The Corona-virus and Dutch employment law

26 March 2020

The 5 most common questions concerning employees:

1. Is it possible to request work time reduction for my employees or another measure to support my company during the measures of the Dutch government during the Corona-virus outbreak?

Please note it is no longer possible to ask for work time reduction, however when companies are faced with a 20% reduction in revenue or more, can request a prorated contribution from the government for wage payments (with a 100% reduction in revenue 90% reimbursement can be claimed, with a 50% reduction in revenue a 45% reimbursement can be claimed). We have published an article with the currently known details of this so called NOW-regulation here.

2. My employee is following the governments instructions and is staying home with mild symptoms that could indicate Corona (flu, a cough, headache, running nose, sneezing), is the employee entitled to continued wage payments?

  • when the employee can work from home (and does so), there is an entitlement to the normal wages to be paid out; 

  • if your employee can not work from home, but is (according to the governments instructions) staying home with these symptoms, and has reported ill the employee is entitled to sickness benefits. The statutory entitlement consists of 70% of the last earned wage, with a maximum of 70% of the maximum daily wage, in the employment agreement or a possible collective labour agreement there could be additional entitlements. If the employee on the other hand has not reported ill, but states that he can and is willing to work (even though he has mild symptoms), discussion is possible on whether the employee should be entitled to full payment or 70%.
    In such instances the employer may ask the Company Doctor (Arbodokter) to confirm if the employee is incapacitated for work (giving an entitlement to 70% of the wages), or if the employee should not be deemed incapacitated for work. If the employee is not incapacitated for work, and it is the decision of employer not to have the employee perform work (in line with the government instructions and necessary to protect his other employees), the employee would in principle be entitled to 100% of the wages.

3. Is there an entitlement to continued wages If an employee who does not have any symptoms (nor is otherwise incapacitated for work) but refuses to come to work out of fear and stays at home?

According to the governments instructions, employees who can work at home should work at home. If the employee works from home, there is an entitlement to his normal continued wages. If it concerns work which can not be performed from home, the employee in principle has an obligation based on his employment agreement to come to work and if the employee refuses such, there is no entitlement to paid wages. This can be different if the employer is not providing the employee with a safe working environment. Whether the employer has done sufficiently to safeguard a safe working environment should be assessed on a case by case basis.

4. My employee has young kids whose daycare was cancelled. As a result the employee is not able to perform work, is the employee entitled to continued wage payments?

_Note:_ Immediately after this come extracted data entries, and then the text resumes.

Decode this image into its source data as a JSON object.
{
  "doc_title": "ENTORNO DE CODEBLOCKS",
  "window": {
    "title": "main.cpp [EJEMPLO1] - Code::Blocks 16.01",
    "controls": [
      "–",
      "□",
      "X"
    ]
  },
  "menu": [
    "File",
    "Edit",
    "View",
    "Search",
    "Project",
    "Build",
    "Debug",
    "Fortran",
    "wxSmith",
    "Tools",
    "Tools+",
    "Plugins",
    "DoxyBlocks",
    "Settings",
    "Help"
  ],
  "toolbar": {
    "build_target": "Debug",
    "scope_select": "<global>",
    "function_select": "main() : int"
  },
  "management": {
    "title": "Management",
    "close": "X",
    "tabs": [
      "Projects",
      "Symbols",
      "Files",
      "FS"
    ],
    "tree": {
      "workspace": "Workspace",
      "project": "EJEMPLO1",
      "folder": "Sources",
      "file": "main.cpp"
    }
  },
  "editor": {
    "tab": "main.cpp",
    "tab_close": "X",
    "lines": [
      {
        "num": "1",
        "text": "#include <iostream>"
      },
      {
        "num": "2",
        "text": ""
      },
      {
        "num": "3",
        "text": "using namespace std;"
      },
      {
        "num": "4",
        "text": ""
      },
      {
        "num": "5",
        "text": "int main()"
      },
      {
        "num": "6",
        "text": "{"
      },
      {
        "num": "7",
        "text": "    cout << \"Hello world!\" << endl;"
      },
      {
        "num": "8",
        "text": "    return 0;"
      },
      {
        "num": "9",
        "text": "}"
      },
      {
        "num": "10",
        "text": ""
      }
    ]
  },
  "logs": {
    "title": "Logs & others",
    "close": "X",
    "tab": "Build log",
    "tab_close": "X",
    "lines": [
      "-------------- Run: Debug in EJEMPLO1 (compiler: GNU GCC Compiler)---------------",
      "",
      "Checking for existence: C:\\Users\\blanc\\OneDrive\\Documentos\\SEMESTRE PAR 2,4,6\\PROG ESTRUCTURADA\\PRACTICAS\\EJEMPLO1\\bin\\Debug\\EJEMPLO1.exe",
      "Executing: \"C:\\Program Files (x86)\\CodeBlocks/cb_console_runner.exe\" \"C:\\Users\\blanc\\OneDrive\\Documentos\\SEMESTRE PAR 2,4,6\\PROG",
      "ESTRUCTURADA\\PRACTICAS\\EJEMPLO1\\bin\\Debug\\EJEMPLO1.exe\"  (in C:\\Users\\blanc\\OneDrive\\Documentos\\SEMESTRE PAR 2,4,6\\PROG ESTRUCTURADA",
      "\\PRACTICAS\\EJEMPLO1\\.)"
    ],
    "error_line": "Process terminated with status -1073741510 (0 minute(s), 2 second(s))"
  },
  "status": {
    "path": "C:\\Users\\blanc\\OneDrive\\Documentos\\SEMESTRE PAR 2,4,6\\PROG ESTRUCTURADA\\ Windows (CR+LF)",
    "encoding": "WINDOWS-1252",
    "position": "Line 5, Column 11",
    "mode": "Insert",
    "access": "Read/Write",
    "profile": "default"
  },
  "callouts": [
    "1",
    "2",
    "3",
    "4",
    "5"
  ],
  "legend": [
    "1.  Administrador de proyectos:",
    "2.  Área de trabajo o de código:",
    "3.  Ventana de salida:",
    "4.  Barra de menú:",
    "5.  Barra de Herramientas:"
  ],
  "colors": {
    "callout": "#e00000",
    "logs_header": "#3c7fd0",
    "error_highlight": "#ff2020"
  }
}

Dutch laws contain the possibility to take (paid) emergency leave (calamiteitenverlof) of a couple of hours or days, where it is necessary for the employee to make arrangements. However, this is only applicable where immediate action by the employee is necessary (meaning there are no other options to resolve the lack of day care) and for a short term (taking the necessary temporary measures). For the period after emergency leave, the employee can use short term care leave (kortdurend zorgverlof) to take care of his or her children in case the children are ill (paid against 70% of the wage, maximized to 70% of the daily maximum wage), for a duration of 2 times the weekly worked hours. In the employment agreement or collective labour agreement, additional arrangements can be agreed upon. If the children are not ill, in principle the employee would have to take (unpaid) leave or vacation days to take care of their children, however, whether such is reasonable should be assessed taking into account the specific circumstances of the case;

5. As a result of the Corona-virus, our company has to work in shifts. Can I request from my employees that they cooperate with this and work on different times then they would normally work?

If this is necessary as a result of the governments instructions for the Corona-virus, the employer may request the employees to work on different times than originally agreed upon. These different working times can be agreed upon, and otherwise imposed. However, when imposing these measures the employer should still take into account the (personal) circumstances of the employee and come to a reasonable instruction.

Besides these questions, we get many other queries (concerning the cancellation of earlier vacation requests, requesting an employee to step in and perform different work, what kind of wages (and travel reimbursements) the employee is entitled to when working from home, what measures an employer is obliged to take on the workfloor, etc. ).